Our first SKGfun issue of 2017 was a tribute to the classics genre! Check it out here. Scroll down for extras!
Resources to check out
- Why should you read classics? We’re glad you asked! Check out this post by Amanda.
- How many classics have YOU read? Check out this virtual checklist and make it a 2017 resolution to read more of this beautiful genre!
- Amanda lists just a few of her favorite classics in this post.
- What makes a book five stars?
- Facts you don’t know about classical authors.
Lainey J.’s Favorite Voyage of the Dawn Treader quotes
“You know, extraordinary things happen to extraordinary people.” ~ Reepicheep
“Unhand the tail. Aslan the Great gave me this tail, and no one, repeat no one, touches the tail. Period, exclamation mark!” ~ Reepicheep
“We have nothing if not belief.” ~ Reepicheep
“When you grow up, you should be just like you.” ~ Lucy
Eustace: “That giant rat thing just tried to claw my face off!”

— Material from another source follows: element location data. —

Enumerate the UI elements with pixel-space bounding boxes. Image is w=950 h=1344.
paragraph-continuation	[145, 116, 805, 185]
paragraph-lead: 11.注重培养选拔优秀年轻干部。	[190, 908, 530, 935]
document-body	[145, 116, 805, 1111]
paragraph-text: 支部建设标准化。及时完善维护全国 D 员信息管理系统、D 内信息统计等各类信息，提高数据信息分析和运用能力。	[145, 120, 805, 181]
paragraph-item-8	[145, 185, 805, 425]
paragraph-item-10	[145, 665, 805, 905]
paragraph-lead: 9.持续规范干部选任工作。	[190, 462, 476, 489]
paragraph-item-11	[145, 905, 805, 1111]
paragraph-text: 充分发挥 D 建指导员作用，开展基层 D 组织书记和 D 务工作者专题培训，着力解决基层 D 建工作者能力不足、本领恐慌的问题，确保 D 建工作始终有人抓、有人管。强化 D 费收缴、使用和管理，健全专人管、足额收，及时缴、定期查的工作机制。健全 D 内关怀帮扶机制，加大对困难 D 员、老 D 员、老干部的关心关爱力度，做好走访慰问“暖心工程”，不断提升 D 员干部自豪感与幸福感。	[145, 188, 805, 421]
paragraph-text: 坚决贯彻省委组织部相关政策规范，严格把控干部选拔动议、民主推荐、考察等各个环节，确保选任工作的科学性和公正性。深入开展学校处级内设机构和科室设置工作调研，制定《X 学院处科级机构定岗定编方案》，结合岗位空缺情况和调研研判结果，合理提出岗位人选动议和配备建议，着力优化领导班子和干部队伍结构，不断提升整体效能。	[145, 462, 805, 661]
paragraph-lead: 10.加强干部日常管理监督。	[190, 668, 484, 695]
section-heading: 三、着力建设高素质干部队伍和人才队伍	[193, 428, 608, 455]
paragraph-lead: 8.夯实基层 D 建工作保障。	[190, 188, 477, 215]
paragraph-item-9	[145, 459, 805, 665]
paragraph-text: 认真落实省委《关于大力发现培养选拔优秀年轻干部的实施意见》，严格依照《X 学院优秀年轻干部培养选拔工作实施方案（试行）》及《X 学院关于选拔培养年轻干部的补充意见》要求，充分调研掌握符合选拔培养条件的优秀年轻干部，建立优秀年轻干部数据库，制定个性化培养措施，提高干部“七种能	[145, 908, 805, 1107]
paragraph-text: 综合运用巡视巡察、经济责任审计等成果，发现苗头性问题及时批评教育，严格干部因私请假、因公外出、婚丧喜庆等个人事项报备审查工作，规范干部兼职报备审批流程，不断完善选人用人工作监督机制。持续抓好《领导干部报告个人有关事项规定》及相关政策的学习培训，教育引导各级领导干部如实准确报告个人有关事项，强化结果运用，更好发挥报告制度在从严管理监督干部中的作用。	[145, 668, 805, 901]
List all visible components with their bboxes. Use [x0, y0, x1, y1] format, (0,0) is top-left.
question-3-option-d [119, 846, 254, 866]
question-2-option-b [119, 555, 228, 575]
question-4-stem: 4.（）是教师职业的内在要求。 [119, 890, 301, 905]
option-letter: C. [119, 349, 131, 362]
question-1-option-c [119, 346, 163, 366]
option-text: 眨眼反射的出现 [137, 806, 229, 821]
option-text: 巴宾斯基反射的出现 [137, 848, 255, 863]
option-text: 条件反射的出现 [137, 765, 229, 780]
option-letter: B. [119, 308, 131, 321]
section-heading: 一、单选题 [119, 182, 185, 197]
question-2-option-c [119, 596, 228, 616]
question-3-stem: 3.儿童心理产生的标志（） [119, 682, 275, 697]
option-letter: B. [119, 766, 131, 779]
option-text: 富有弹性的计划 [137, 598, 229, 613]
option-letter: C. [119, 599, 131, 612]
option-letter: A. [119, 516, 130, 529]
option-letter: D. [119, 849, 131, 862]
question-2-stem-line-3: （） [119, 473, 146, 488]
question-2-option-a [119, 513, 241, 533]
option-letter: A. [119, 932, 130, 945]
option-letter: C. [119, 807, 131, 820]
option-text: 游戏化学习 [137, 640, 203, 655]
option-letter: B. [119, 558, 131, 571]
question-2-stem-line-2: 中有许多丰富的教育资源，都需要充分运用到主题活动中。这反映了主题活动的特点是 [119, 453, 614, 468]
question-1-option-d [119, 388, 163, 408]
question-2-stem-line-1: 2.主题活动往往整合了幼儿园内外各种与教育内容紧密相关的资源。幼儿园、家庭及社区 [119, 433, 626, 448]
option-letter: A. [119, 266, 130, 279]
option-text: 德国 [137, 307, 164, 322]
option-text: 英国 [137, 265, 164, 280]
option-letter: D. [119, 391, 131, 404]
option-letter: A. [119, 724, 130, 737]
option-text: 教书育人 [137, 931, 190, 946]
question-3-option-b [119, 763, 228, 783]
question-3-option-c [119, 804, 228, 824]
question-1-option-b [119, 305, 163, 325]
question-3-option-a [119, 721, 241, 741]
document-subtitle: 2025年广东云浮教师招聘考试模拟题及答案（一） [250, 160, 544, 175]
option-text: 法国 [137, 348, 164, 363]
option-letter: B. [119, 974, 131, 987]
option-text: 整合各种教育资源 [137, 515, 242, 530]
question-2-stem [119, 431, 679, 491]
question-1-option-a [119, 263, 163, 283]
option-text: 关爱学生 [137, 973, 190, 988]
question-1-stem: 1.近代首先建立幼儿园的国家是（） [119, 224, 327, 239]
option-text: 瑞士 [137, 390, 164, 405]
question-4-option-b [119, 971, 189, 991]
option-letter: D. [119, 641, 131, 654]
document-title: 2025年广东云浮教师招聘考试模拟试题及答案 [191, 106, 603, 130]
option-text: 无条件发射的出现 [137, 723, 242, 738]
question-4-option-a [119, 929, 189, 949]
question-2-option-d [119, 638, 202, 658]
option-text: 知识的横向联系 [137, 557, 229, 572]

Reepicheep: “I was merely trying to expel the water from your lungs, sir.”
Eustace: “It talked! Did you see? Did anyone just hear that? It talked!”
Telmarine Sailor: “He always talks.”
Caspian: “Actually, it’s getting him to shut up that’s the trick.”
Extra Book Review: Wuthering Heights
Fates collide when Catherine Earnshaw’s father adopts Heathcliffe, a slightly terrifying young boy with a brooding personality. Catherine falls in love with the mysterious orphan boy despite herself, but she refuses to admit her feelings for Heathcliffe. Instead, she marries rich Edgar Linton.
Heathcliffe disappears from Catherine’s life until three years later, when he returns and marries Catherine’s husband’s sister, just to spite Catherine.
Years later, Heathcliffe is the terrifying owner of Wuthering Heights, intent on revenge.
If you want to discover all the secrets of Wuthering Heights for yourself, you’ll have to read the book!
Why I Loved It
The whole book seemed to be shrouded in this amazing veil of foreboding fog. Emily Bronte did an amazing job sharing her vision of Wuthering Heights and Heathcliffe. Through perfect and meticulous wording, she weaves a tale of intrigue. The characters are loveable and relatable. Your heart physically hurts when Catherine chooses Edgar over Heathcliffe.
This novel deeply explores the idea of love, but more specifically, love and hatred. Heathcliffe’s love turns to hatred and this hatred conceives a twisted, irrational desire for revenge.
I believe Bronte wished to share just how low people will stoop when they allow hatred to take root in their hearts. Hopefully, once we have read this book, we will realize how foolish it is to indulge in both love and hatred.